Sur un plan immobilier la transparence doit être de mise sur les transactions, leurs volumes et leurs prix. S’agissant des valeurs semestrielles d’expertise (prochaine étape : 30 juin 2020) qui conditionnent la valeur de beaucoup de patrimoines d’acteurs institutionnels, une simple phrase en-dessous de la valeur, telle que c’était le cas lors de la crise des subprime, risque de ne pas suffire. De ce point de vue le silence de l’ACPR est surprenant. Là encore le bon sens doit l’emporter. 
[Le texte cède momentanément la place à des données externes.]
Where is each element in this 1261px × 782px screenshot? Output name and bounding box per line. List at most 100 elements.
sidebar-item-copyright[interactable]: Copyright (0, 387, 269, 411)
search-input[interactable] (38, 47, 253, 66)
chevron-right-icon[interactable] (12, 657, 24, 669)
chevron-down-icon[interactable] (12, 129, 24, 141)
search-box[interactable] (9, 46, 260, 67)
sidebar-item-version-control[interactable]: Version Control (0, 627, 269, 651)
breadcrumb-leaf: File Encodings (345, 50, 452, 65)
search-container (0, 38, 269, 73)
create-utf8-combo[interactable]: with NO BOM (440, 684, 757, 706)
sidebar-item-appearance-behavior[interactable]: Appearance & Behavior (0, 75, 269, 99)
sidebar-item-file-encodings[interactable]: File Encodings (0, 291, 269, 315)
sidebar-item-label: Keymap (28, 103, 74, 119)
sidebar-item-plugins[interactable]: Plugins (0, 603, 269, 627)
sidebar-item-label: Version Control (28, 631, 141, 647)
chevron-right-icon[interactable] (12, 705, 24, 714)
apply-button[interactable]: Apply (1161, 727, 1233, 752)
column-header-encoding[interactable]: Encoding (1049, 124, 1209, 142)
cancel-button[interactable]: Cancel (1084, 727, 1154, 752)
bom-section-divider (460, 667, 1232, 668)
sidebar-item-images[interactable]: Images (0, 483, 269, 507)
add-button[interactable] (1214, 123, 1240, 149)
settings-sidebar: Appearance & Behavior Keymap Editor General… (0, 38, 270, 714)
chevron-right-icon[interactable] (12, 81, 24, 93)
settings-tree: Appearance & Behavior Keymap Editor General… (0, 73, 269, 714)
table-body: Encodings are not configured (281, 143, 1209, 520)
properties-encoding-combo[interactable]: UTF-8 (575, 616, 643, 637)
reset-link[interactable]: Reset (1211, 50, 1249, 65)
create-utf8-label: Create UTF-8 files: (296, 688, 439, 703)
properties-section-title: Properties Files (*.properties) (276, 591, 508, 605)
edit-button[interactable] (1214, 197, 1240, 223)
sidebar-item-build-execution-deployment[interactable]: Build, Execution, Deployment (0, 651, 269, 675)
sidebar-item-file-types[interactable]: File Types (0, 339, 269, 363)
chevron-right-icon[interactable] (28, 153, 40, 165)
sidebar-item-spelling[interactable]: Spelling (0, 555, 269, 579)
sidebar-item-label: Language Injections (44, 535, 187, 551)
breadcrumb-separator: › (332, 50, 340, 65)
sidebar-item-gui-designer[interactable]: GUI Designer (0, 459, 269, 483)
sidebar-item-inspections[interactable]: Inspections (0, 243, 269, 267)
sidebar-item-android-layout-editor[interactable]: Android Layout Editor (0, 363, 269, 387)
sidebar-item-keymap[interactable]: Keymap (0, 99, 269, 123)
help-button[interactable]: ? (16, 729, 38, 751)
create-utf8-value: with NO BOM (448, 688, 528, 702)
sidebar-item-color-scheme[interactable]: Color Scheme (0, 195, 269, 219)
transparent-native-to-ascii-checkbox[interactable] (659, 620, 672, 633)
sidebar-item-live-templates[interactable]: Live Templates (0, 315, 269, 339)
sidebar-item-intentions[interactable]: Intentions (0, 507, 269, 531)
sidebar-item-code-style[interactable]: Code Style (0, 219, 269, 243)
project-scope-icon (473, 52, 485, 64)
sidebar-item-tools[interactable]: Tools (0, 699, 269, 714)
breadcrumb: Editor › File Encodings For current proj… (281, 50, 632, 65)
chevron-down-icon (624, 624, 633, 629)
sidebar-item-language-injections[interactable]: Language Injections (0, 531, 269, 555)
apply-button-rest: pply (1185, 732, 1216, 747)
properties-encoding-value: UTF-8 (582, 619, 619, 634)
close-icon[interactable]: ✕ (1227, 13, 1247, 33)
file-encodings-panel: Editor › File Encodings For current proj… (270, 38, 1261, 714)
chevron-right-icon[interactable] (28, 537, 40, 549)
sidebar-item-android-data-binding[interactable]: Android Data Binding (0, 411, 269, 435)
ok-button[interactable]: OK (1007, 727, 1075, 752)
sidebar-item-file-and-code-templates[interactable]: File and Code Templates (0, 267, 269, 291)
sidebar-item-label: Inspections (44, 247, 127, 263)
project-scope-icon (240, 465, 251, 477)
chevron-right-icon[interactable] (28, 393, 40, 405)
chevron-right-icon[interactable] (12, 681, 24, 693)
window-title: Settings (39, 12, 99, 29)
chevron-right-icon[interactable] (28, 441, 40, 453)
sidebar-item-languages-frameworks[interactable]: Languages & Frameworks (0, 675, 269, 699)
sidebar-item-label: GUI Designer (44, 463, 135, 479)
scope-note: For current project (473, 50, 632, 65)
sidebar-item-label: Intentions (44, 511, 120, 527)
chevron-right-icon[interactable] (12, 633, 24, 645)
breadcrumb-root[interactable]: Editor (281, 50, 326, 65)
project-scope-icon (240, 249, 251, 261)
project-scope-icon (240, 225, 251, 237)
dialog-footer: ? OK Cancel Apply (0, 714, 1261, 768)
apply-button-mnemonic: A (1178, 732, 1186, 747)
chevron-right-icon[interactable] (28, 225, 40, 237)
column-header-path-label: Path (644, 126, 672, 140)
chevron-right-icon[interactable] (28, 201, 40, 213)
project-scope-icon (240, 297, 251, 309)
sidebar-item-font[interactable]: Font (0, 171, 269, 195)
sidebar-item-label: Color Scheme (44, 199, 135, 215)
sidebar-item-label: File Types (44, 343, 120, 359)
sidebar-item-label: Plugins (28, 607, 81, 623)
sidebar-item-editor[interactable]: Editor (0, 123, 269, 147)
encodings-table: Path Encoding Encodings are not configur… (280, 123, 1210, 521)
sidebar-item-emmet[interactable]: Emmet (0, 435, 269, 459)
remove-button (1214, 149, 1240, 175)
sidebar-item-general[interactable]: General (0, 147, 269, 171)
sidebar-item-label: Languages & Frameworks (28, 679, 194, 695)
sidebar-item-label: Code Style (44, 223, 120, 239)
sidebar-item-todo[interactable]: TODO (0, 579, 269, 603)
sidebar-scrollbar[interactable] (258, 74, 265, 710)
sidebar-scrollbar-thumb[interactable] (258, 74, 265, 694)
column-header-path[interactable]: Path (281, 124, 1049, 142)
Dans quelle mesure cette crise sanitaire pourrait faire évoluer à moyen terme votre stratégie et les grands principes de fonctionnement du secteur immobilier ? 

Cette crise n’est qu’une accélération de ce que nous avions annoncé au cours des derniers mois. Dans l’éditorial de notre grande rétrospective 2019 sur le marché, nous évoquions la nécessité de faire revenir sur le territoire des pans entiers de savoir-faire, d’appareils industriels dans une vision un peu gaullienne de l’indépendance nationale. Un pays ne peut pas être en capacité de décider de son destin si un certain nombre de leviers lui échappent comme l’indépendance financière, alimentaire, sanitaire, etc.

Autre sujet : nous avons toujours fait la différence entre la captation et la création de valeurs. La qualité des immeubles doit être primée. Nous avions déjà insisté sur la santé et l’immobilier au travers de la pollution de l’air, des COV, etc. Les constructeurs ont déjà dans les cartons des sujets innovants et c’est une formidable espérance pour notre secteur.

Plus globalement, c’est la question de l’aménagement du territoire qui se pose, la mondialisation dérégulée qui est remise en cause. Le discours macronien évoque ces « ruptures nécessaires ». Nous devons revenir à des principes simples : favoriser la rurbanisation, décongestionner les métropoles saturées, revenir dans les territoires, etc. ce qui signifie des demandes fortes en locaux, une offre à renouveler pour répondre à ces défis.